BASHA Penukonda Beautifully said, Basha.

I especially agree with the idea that stories are too often evaluated like startup decks now: loglines, aesthetics, packaging, market comps, all before someone truly sits with the emotional core of the material itself.

As a producer, I’ve found that the projects that actually endure are usually the ones where the creative team collectively understands why the story needs to exist beyond commercial viability alone. The strongest collaborations happen when writers, directors, and producers are all emotionally accountable to the same truth inside the material.
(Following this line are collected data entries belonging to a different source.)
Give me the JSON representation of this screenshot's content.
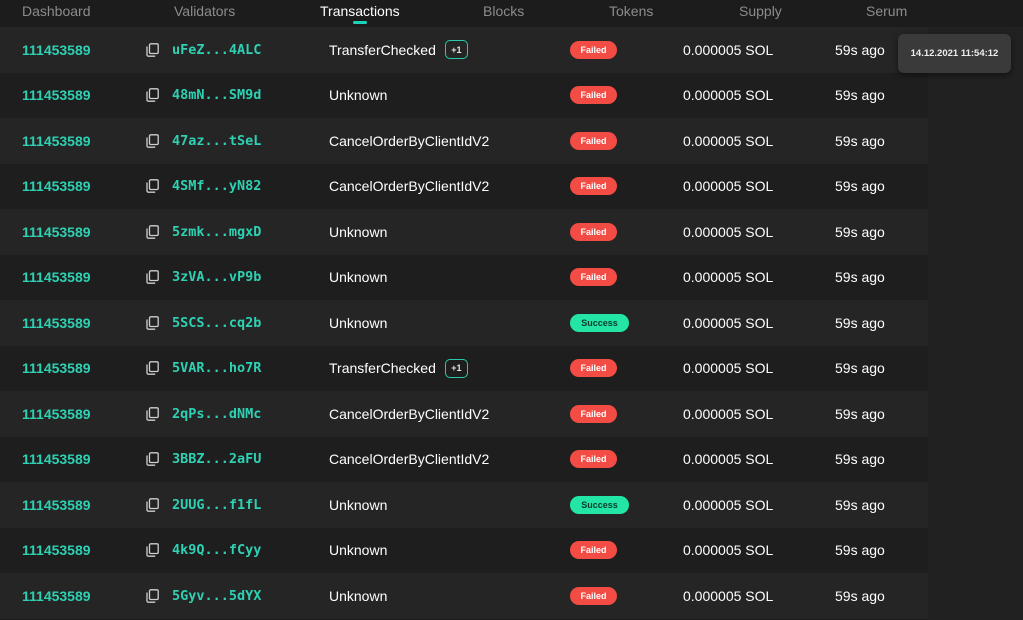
{
  "nav": {
    "items": [
      {
        "label": "Dashboard",
        "active": false
      },
      {
        "label": "Validators",
        "active": false
      },
      {
        "label": "Transactions",
        "active": true
      },
      {
        "label": "Blocks",
        "active": false
      },
      {
        "label": "Tokens",
        "active": false
      },
      {
        "label": "Supply",
        "active": false
      },
      {
        "label": "Serum",
        "active": false
      }
    ]
  },
  "tooltip": {
    "text": "14.12.2021 11:54:12"
  },
  "copy_icon": "copy-icon",
  "colors": {
    "accent": "#2ed1b3",
    "failed": "#f24c45",
    "success": "#22e5a6",
    "background": "#1c1c1c"
  },
  "transactions": [
    {
      "block": "111453589",
      "signature": "uFeZ...4ALC",
      "instruction": "TransferChecked",
      "extra": "+1",
      "status": "Failed",
      "fee": "0.000005 SOL",
      "age": "59s ago"
    },
    {
      "block": "111453589",
      "signature": "48mN...SM9d",
      "instruction": "Unknown",
      "extra": null,
      "status": "Failed",
      "fee": "0.000005 SOL",
      "age": "59s ago"
    },
    {
      "block": "111453589",
      "signature": "47az...tSeL",
      "instruction": "CancelOrderByClientIdV2",
      "extra": null,
      "status": "Failed",
      "fee": "0.000005 SOL",
      "age": "59s ago"
    },
    {
      "block": "111453589",
      "signature": "4SMf...yN82",
      "instruction": "CancelOrderByClientIdV2",
      "extra": null,
      "status": "Failed",
      "fee": "0.000005 SOL",
      "age": "59s ago"
    },
    {
      "block": "111453589",
      "signature": "5zmk...mgxD",
      "instruction": "Unknown",
      "extra": null,
      "status": "Failed",
      "fee": "0.000005 SOL",
      "age": "59s ago"
    },
    {
      "block": "111453589",
      "signature": "3zVA...vP9b",
      "instruction": "Unknown",
      "extra": null,
      "status": "Failed",
      "fee": "0.000005 SOL",
      "age": "59s ago"
    },
    {
      "block": "111453589",
      "signature": "5SCS...cq2b",
      "instruction": "Unknown",
      "extra": null,
      "status": "Success",
      "fee": "0.000005 SOL",
      "age": "59s ago"
    },
    {
      "block": "111453589",
      "signature": "5VAR...ho7R",
      "instruction": "TransferChecked",
      "extra": "+1",
      "status": "Failed",
      "fee": "0.000005 SOL",
      "age": "59s ago"
    },
    {
      "block": "111453589",
      "signature": "2qPs...dNMc",
      "instruction": "CancelOrderByClientIdV2",
      "extra": null,
      "status": "Failed",
      "fee": "0.000005 SOL",
      "age": "59s ago"
    },
    {
      "block": "111453589",
      "signature": "3BBZ...2aFU",
      "instruction": "CancelOrderByClientIdV2",
      "extra": null,
      "status": "Failed",
      "fee": "0.000005 SOL",
      "age": "59s ago"
    },
    {
      "block": "111453589",
      "signature": "2UUG...f1fL",
      "instruction": "Unknown",
      "extra": null,
      "status": "Success",
      "fee": "0.000005 SOL",
      "age": "59s ago"
    },
    {
      "block": "111453589",
      "signature": "4k9Q...fCyy",
      "instruction": "Unknown",
      "extra": null,
      "status": "Failed",
      "fee": "0.000005 SOL",
      "age": "59s ago"
    },
    {
      "block": "111453589",
      "signature": "5Gyv...5dYX",
      "instruction": "Unknown",
      "extra": null,
      "status": "Failed",
      "fee": "0.000005 SOL",
      "age": "59s ago"
    }
  ]
}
And you’re absolutely right about the quieter obstacles too. Momentum can disappear incredibly fast through misalignment, ego, or financing instability long before audiences ever see a frame of the film.

The producer-reader relationship is hugely important. A script doesn’t just need to be “understood” structurally, it needs to be felt instinctively by the people helping bring it into the world.

Really thoughtful perspective here. Thank you for sharing!

Charmane Wedderburn

Sean, for me, one of the biggest challenges is often the space between having a strong script and finding the right people who genuinely connect with the material and want to champion it forward. Writing and rewriting are part of the process, but building the right relationships and finding alignment with producers, directors, or representatives can sometimes be the longest journey. At the same time, continuing to improve the work and stay persistent is equally important.